One interesting finding from the poll is that only 7 percent of the people polled had any sort of exclusive sympathy for the the studios, which reveals that, for the most part, Americans are really sick and tired of being ruled by corporations who pump out nothing more than propaganda as a means to try forcing them to see the world through the eyes of progressivism.
“We’ve seen a continued trend toward an anti-business mentality and more slanted toward the side of the workers, particularly among younger demographics. For me, this is another data point to support that. If you went back 10 years, I think [sentiment] might have been a little more balanced,” David Smith, professor of economics at the Pepperdine Graziadio Business School, said in a statement given to the Times.

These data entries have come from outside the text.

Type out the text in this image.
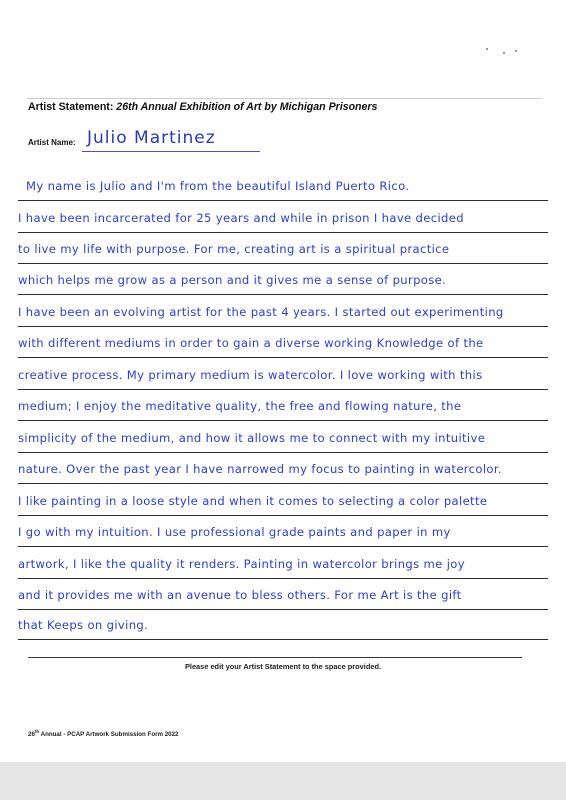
Artist Statement: 26th Annual Exhibition of Art by Michigan Prisoners
Artist Name: Julio Martinez
My name is Julio and I'm from the beautiful Island Puerto Rico.
I have been incarcerated for 25 years and while in prison I have decided
to live my life with purpose. For me, creating art is a spiritual practice
which helps me grow as a person and it gives me a sense of purpose.
I have been an evolving artist for the past 4 years. I started out experimenting
with different mediums in order to gain a diverse working Knowledge of the
creative process. My primary medium is watercolor. I love working with this
medium; I enjoy the meditative quality, the free and flowing nature, the
simplicity of the medium, and how it allows me to connect with my intuitive
nature. Over the past year I have narrowed my focus to painting in watercolor.
I like painting in a loose style and when it comes to selecting a color palette
I go with my intuition. I use professional grade paints and paper in my
artwork, I like the quality it renders. Painting in watercolor brings me joy
and it provides me with an avenue to bless others. For me Art is the gift
that Keeps on giving.
Please edit your Artist Statement to the space provided.
26th Annual - PCAP Artwork Submission Form 2022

If the strikes end up going throughout the fall, the sympathy folks are experiencing might wane.
“To some extent, there has been a delayed impact on consumers from the work stoppage because there are still shows in the hopper for people to watch,” Smith wenton to explain. “Over time, I think there could potentially be a little bit of a shift in public opinion away from [striking workers] and a little bit more frustration with them. If they’re still on strike 90 days from now, which seems not a far-fetched possibility, opinions could shift.”
Given the fact that a big issue for the actors and writers is fear of losing their jobs to artificial intelligence, it’s reasonable to support their stand against such technological advancements. No matter how evolved, for lack of a better term, this kind of software becomes, it can never, ever capture the heart and soul of the human experience. The development of A.I. and it’s varied applications is cause for concern.
I mean, how many movies and stories have warned us against utilizing this sort of technology? Instead of listening to those warnings, we’ve used them as an instruction manual.